Before winter had even started, my front lawn was already a total disaster.
But the trouble had started long before that point. We were having a brutally hot summer in the midwest, and the grass was barely hanging on. It was clear that the weeds were far more adept at surviving in these brutal conditions, and keeping them at bay had become a full-time job.
As summer moved into autumn, we ran into a different problem. Our front yard features a handful of very large trees that conspire together to keep as much sunlight as possible off of the grass. When these trees started to drop their leaves, they managed to cover the entire yard just about every single day. To try and keep the problem in check, my wife and I (and all of the kids) did some serious kung-fu raking day after day. In spite of this, the battle just seemed un-winnable.
By the time the trees ran out of leaves to drop, the entire yard was toast. The grassy spots were far outnumbered by the bald spots, and we found ourselves discussing potentially ripping out and re-sodding the entire yard. But before taking such drastic measures, we knew that it was time to start researching how to revive a lawn that had fallen off the cliff.
The soil in my area has a reputation for being rocky and acidic. Certainly not the best condition for growing well.. anything. In a situation like this, regularly aerating your yard become essential. Of course, I don’t own an aerator, so I have to rent one from the local Home Depot.

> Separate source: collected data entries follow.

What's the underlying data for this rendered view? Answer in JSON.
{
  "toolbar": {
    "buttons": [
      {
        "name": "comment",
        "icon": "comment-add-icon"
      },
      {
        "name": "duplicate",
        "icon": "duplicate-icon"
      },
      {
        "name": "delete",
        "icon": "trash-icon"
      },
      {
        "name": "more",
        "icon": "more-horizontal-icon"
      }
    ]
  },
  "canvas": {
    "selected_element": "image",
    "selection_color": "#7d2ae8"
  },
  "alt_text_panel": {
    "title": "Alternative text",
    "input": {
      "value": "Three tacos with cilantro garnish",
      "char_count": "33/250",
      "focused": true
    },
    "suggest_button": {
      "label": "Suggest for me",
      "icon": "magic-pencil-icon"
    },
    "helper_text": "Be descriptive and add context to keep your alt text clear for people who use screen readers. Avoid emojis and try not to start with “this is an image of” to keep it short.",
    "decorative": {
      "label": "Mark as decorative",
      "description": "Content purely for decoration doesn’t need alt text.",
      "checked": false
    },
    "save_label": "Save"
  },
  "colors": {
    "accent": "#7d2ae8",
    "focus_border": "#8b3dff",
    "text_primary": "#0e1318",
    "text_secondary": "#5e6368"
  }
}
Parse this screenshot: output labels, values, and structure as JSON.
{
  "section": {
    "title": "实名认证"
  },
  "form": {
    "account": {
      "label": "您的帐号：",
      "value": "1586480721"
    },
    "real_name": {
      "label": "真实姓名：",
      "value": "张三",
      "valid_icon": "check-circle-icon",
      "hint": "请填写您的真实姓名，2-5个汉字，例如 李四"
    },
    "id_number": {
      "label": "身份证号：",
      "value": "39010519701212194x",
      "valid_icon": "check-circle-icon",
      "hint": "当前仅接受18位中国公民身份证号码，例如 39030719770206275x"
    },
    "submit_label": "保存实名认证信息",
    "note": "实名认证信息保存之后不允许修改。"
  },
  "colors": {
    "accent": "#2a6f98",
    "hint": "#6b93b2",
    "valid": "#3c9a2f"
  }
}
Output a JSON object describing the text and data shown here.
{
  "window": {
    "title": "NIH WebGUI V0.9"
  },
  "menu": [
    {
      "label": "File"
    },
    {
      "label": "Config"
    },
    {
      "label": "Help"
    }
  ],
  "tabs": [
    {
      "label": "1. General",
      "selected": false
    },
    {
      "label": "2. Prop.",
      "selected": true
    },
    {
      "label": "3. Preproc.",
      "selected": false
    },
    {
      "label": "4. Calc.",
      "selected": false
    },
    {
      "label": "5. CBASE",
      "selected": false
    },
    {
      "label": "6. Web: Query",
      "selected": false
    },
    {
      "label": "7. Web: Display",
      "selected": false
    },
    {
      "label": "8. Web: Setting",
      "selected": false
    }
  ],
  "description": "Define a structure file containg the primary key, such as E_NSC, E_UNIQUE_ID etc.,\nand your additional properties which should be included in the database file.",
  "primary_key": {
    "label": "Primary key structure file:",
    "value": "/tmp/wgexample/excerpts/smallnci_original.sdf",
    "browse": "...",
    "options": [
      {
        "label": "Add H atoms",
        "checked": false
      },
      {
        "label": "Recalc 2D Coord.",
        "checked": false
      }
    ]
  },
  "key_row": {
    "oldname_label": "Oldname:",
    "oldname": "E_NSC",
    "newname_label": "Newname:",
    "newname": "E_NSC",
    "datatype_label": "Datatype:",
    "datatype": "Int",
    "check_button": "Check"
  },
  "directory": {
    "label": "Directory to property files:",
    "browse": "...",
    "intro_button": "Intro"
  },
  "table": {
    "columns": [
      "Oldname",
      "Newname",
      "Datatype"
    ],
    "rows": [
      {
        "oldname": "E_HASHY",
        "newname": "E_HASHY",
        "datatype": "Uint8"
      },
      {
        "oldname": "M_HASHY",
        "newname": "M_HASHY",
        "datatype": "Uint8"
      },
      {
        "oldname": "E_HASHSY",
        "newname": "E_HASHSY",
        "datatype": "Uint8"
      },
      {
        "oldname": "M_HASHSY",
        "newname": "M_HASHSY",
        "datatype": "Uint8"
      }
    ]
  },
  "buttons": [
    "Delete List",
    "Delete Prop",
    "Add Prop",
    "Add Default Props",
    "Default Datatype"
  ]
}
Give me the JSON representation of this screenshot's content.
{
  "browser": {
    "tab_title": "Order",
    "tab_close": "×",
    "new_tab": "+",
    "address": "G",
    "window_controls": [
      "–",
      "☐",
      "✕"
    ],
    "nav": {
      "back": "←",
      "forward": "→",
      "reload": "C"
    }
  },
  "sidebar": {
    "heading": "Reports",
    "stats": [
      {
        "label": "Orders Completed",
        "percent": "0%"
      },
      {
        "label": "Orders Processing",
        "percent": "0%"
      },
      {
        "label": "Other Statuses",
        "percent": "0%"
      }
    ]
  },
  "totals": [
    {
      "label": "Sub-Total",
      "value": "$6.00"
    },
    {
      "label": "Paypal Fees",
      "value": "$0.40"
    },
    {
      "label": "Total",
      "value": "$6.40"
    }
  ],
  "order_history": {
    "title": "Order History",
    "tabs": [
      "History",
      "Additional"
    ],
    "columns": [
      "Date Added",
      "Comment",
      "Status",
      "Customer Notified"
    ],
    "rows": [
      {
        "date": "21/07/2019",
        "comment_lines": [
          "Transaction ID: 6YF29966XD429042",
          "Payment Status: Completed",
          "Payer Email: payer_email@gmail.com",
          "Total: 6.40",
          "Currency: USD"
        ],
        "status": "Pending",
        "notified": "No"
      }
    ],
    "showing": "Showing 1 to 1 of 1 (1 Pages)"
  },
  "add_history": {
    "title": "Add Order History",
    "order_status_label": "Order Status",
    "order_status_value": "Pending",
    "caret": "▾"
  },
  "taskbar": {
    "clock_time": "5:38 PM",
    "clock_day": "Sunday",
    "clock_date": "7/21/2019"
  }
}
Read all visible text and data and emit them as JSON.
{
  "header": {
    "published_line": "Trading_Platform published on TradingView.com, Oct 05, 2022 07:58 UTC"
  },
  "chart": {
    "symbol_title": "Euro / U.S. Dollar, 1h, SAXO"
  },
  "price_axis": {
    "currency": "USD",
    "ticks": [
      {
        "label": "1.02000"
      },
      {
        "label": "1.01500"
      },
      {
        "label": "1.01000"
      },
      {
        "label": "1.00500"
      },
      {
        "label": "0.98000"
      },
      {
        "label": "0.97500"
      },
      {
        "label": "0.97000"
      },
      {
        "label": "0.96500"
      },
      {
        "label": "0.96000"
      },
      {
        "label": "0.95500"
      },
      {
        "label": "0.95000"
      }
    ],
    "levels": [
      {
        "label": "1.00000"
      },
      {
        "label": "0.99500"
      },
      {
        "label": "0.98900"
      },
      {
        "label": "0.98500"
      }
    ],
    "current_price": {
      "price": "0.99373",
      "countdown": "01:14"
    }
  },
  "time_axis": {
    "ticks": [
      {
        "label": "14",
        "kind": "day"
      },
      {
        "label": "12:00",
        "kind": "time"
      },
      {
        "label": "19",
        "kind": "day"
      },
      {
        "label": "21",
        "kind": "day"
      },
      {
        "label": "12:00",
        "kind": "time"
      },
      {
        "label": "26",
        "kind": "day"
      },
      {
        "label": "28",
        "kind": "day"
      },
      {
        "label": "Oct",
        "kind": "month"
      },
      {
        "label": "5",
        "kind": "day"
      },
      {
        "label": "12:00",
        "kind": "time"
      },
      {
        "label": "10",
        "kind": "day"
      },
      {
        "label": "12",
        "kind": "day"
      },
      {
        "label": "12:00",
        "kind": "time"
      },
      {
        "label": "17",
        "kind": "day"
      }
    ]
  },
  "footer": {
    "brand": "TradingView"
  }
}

This is where it comes in handy to be friendly with your neighbors. Several of my neighbors needed to aerate their yards at the same time (early spring is best), and we were able to split the cost of renting the heavy roller aerator between us. It ended up costing us about $15 each, when all was said and done.
Aerating only takes about fifteen minutes for a normal-sized suburban yard, and has a low degree of difficulty. At the end of the process, you will have a yard full of little dirt turdlets and a bunch of holes. When you fertilize and add seed, these holes will be critical for preventing water from washing everything out of your yard.
There are many varying opinions on whether you should fertilize before or after you add grass seed. My take is, why not do both? This means, before getting started you should find a cheap starter fertilizer to get the soil ready (about $20/bag). You don’t need to lay it on especially thick, as your goal here is to create an environment with favorable growth conditions.
I recommend using an adjustable drop spreader to distribute fertilizer (and later grass seed) to make sure that you get even coverage. If your soil is hard and rocky like mine, you may also want to add some gypsum in with your fertilizer, which will help loosen everything up.
After getting the initial fertilizer down, you should wait a couple of days and do some light watering before adding the seed.
There are a variety of grass seeds out there, in a variety of price ranges. For the most part, most people will just want to find a big bag of tall fescue or bluegrass. Try to avoid the commercial “all-in-one” solutions that include fertilizer with the grass seed, because they will often contain far more filler than actual seed.
I have had great results with this seed mix from Pennington.
I recommend mixing the grass seed with another (smaller) bag of fertilizer to help push the new seed over the top.
Once your seed is down, it can take as long as fourteen days for the seed to germinate. During this time, you should aim to keep the growth conditions as friendly as possible. This means keeping the seeds wet as much as possible, but only a little bit wet.
Overwatering your lawn can drown the roots, making it impossible for the tiny grass plants to survive. This leads to an environment that is terrible for grass, but is actually a place where weeds can thrive. I recommend a brief watering session in the morning, followed by a second even shorter session in the evening.
For my yard, I also added a layer of straw on top of the grass seed. This is a good approach if you are trying to cover bare spots, but is unnecessary if you are only over-seeding. Straw should be added with only about 50% coverage, to make sure you leave room for the grass seeds to come through. The straw servers a few different purposes: it keeps the soil from washing away, it discourages birds from eating your seed, and it keeps moisture in.
A few weeks after laying your grass seed (if not sooner), your should start to see cute little blades starting to appear in patches. In another few weeks, these patches will thicken and start to spread. If you put down straw, at this point it should also be starting to disintegrate.
You should be on the lookout for weeds trying to sprout with your new seed, and try to pull them by hand before your lawn is well established. After about six weeks, you should have a pretty good idea if this seeding is going to be a successful one.
For us, things were looking dramatically better after a month. After two months, the entire yard is lush, thick and green. We saved ourselves hundreds of dollars and dozens of hours of hard manual labor by repairing the yard instead of re-sodding!